Title: Deeply Explainable Artificial Intelligence
Clearly explaining a rationale for a classification decision to an end-user can be as important as the decision itself. Existing approaches for deep visual recognition are generally opaque and do not output any justification text; contemporary vision-language models can describe image content but fail to take into account class-discriminative image aspects which justify visual predictions. In this talk, I will present my past and current work on Explainable Artificial Intelligence in that (1) how our models focus on discriminating properties of the visible object, jointly predict a class label, and explain why the predicted label is appropriate for the image. (2) how we offer both image-based visualization of attention weights and text-based generation of post-hoc justifications of classification decisions and (3) how our models mention phrases that are grounded in the image and how we generate counterfactual explanations.
Dr. Zeynep Akata is an Assistant Professor with the University of Amsterdam in the Netherlands, Scientific Manager of the Delta Lab and a Senior Researcher at the Max Planck Institute for Informatics in Germany. She holds a BSc degree from Trakya University (2008), MSc degree from RWTH Aachen (2010) and a PhD degree from University of Grenoble (2014). After completing her PhD at the INRIA Rhone Alpes with Prof. Dr. Cordelia Schmid, she worked as a post-doctoral researcher at the Max Planck Institute for Informatics with Prof. Dr. Bernt Schiele and a visiting researcher with Prof Trevor Darrell at UC Berkeley. Her research interests include machine learning combined with combine vision and language for the task of explainable artificial intelligence (XAI). She is a recipient of Lise-Meitner Award for Excellent Women in Computer Science in 2014 from Max Planck Society.
Title: Self-supervision, Meta-supervision, Curiosity: Making Computers Study Harder
Computer vision has made impressive gains through the use of deep learning models, trained with large-scale labeled data. However, labels require expertise and curation and are expensive to collect. Even worse, direct semantic supervision often leads the learning algorithms “cheating” and taking shortcuts, instead of actually doing the work. In this talk, I will briefly summarize several of my group’s efforts to combat this using self-supervision, meta-supervision, and curiosity — all ways of using the data as its own supervision. Applications in image synthesis will be shown, including, #pix2pix and #cycleGAN.

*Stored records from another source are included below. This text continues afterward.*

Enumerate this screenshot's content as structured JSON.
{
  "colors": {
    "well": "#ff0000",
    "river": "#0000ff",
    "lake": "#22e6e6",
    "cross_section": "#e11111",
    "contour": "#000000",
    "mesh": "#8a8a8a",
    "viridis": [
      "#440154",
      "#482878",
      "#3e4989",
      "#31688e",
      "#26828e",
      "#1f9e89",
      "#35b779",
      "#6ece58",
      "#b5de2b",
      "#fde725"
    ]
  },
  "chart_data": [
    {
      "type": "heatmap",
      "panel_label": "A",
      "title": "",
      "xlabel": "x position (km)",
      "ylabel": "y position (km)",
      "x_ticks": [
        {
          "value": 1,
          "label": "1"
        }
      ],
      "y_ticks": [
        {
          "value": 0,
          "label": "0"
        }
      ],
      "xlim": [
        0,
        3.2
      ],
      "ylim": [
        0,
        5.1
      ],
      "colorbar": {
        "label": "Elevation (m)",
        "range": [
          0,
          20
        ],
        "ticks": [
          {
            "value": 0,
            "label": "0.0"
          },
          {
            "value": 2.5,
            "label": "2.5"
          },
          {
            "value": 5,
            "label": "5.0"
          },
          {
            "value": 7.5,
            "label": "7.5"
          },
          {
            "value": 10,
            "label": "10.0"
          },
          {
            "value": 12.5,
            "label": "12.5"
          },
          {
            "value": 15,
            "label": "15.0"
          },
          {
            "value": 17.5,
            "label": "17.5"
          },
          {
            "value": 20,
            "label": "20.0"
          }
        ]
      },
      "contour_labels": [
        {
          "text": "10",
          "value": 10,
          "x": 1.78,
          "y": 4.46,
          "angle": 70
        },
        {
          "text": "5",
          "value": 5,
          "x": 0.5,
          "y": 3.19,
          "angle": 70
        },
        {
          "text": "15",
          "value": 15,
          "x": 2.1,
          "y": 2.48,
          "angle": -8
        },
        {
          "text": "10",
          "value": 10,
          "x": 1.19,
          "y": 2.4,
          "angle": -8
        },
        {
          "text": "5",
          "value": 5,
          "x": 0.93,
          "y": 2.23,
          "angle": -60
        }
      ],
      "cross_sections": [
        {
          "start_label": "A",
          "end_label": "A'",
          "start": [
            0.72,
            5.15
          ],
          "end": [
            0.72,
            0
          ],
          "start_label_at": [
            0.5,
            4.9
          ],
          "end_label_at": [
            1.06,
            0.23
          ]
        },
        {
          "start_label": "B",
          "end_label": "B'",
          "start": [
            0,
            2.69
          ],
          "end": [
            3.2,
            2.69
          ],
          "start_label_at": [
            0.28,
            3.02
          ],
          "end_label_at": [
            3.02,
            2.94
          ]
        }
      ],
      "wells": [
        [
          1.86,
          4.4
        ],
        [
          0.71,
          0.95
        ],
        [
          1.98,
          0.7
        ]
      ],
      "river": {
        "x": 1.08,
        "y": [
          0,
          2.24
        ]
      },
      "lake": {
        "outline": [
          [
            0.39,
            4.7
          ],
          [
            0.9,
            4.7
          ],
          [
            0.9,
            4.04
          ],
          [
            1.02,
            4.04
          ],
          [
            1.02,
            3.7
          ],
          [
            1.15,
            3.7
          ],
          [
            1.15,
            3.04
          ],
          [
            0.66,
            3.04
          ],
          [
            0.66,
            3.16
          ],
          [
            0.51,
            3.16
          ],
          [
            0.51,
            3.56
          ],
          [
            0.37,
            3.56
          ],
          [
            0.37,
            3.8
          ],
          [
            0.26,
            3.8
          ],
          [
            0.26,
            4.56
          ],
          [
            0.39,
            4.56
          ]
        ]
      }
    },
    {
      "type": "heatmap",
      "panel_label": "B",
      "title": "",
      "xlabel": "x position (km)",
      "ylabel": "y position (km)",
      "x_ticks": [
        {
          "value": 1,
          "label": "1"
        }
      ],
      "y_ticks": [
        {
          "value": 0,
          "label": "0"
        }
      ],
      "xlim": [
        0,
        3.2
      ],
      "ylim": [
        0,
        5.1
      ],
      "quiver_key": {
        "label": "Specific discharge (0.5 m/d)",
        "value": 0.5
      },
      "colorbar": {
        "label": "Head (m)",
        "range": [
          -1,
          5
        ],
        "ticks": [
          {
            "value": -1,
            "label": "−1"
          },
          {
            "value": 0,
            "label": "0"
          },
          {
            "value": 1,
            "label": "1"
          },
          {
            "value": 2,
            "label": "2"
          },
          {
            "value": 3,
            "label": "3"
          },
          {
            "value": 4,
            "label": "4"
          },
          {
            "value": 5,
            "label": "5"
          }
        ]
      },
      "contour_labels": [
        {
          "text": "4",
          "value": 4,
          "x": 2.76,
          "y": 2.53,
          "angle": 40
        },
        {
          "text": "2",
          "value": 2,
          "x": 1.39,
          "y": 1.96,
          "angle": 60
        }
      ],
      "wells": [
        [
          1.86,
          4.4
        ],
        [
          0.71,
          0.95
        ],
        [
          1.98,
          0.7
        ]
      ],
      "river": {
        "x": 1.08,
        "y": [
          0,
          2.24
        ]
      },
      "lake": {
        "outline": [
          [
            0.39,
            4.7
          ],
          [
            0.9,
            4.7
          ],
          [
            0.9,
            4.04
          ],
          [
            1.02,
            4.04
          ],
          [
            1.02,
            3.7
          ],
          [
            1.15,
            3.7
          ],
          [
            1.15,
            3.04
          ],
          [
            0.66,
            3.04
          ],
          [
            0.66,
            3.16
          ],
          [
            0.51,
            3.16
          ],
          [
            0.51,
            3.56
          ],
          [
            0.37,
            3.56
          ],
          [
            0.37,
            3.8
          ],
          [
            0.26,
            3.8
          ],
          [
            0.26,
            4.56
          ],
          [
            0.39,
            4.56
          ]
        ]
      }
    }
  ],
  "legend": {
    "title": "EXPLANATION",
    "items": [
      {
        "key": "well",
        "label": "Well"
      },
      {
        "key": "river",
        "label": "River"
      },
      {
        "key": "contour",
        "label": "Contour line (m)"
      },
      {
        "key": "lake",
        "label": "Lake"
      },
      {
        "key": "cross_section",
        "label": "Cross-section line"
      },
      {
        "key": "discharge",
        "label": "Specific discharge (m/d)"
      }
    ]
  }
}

Alexei Efros is a professor of Electrical Engineering and Computer Sciences at UC Berkeley. Before 2013, he was nine years on the faculty of Carnegie Mellon University, and has also been affiliated with École Normale Supérieure/INRIA and University of Oxford. His research is in the area of computer vision and computer graphics, especially at the intersection of the two. He is particularly interested in using data-driven techniques to tackle problems where large quantities of unlabeled visual data are readily available. Efros received his PhD in 2003 from UC Berkeley. He is a recipient of the Sloan Fellowship (2008), Guggenheim Fellowship (2008), SIGGRAPH Significant New Researcher Award (2010), 3 Helmholtz Test-of-Time Prizes (1999,2003,2005), and the ACM Prize in Computing (2016).